Seasonal and diurnal leaf orientation, bifacial sunlight incidence, and leaf structure in the sand dune herb Hydrocotyle bonariensis

A conceptual model has been proposed whereby leaf orientation and resulting sunlight exposure dictate functional leaf structure. Specifically, the model states that this relationship is driven by the absolute amount and ratio of incident sunlight on adaxial and abaxial leaf surfaces. To test this model, the relationships between corresponding values of leaf orientation and incident sunlight on both leaf surfaces were measured for the sand dune herb Hydrocotyle bonariensis over a growth season, along with examination of leaf structure. For mature leaves, leaf angle from horizontal and azimuth angle significantly increased over the growing season, indicating diurnal midday avoidance and seasonal maximization of incident sunlight. Consequently, seasonal changes in leaf orientation resulted in an overall decrease in midday sunlight incidence on the adaxial surface and a slight shift in the daily occurrence of peak abaxial incidence. Adaxial surfaces received three to four times more sunlight than abaxial surfaces, and leaf cross-sections revealed relatively thick (564 μm) leaves with multiple adaxial palisade layers and stomata on both leaf surfaces, as predicted by the conceptual model and measured ratio of incident sunlight on adaxial and abaxial leaf surfaces. These data provide further evidence of the relationship between leaf orientation and resulting absolute levels of sunlight incidence on both leaf surfaces, as well as their ratio, and corresponding differences in internal and external leaf structure.
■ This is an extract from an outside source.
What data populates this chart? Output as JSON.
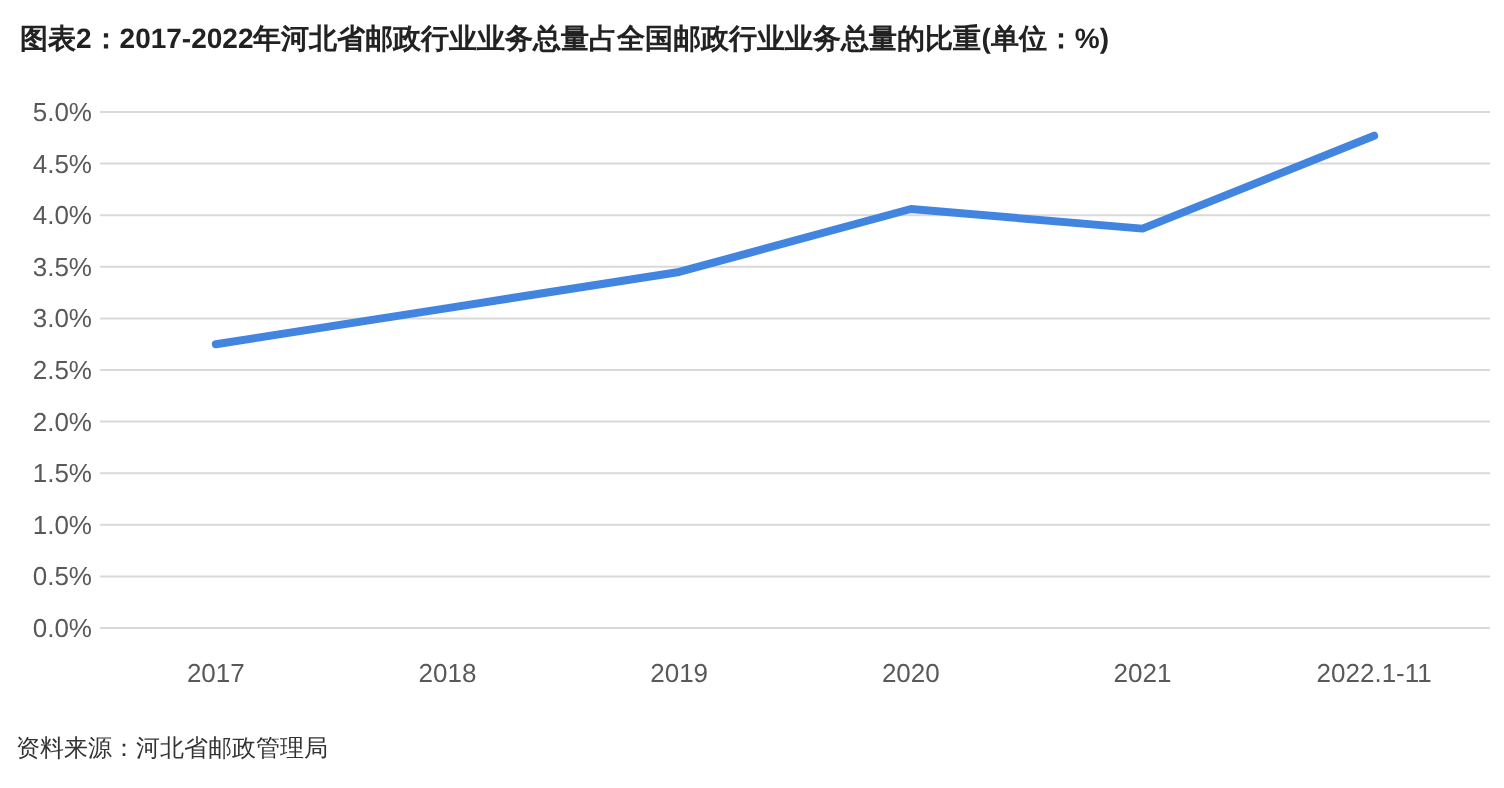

► Leaf angle and azimuth increased over the growth season, but did not vary diurnally.
► Midday adaxial incidence decreased and occurrence of peak abaxial incidence shifted.
► Leaf incident sunlight was related to leaf position with regard to the sun's rays.
► Leaf structure corresponded to the ratio of incident sunlight on both leaf surfaces.
► Leaf orientation reduced midday incidence while seasonally tracking the solar angle.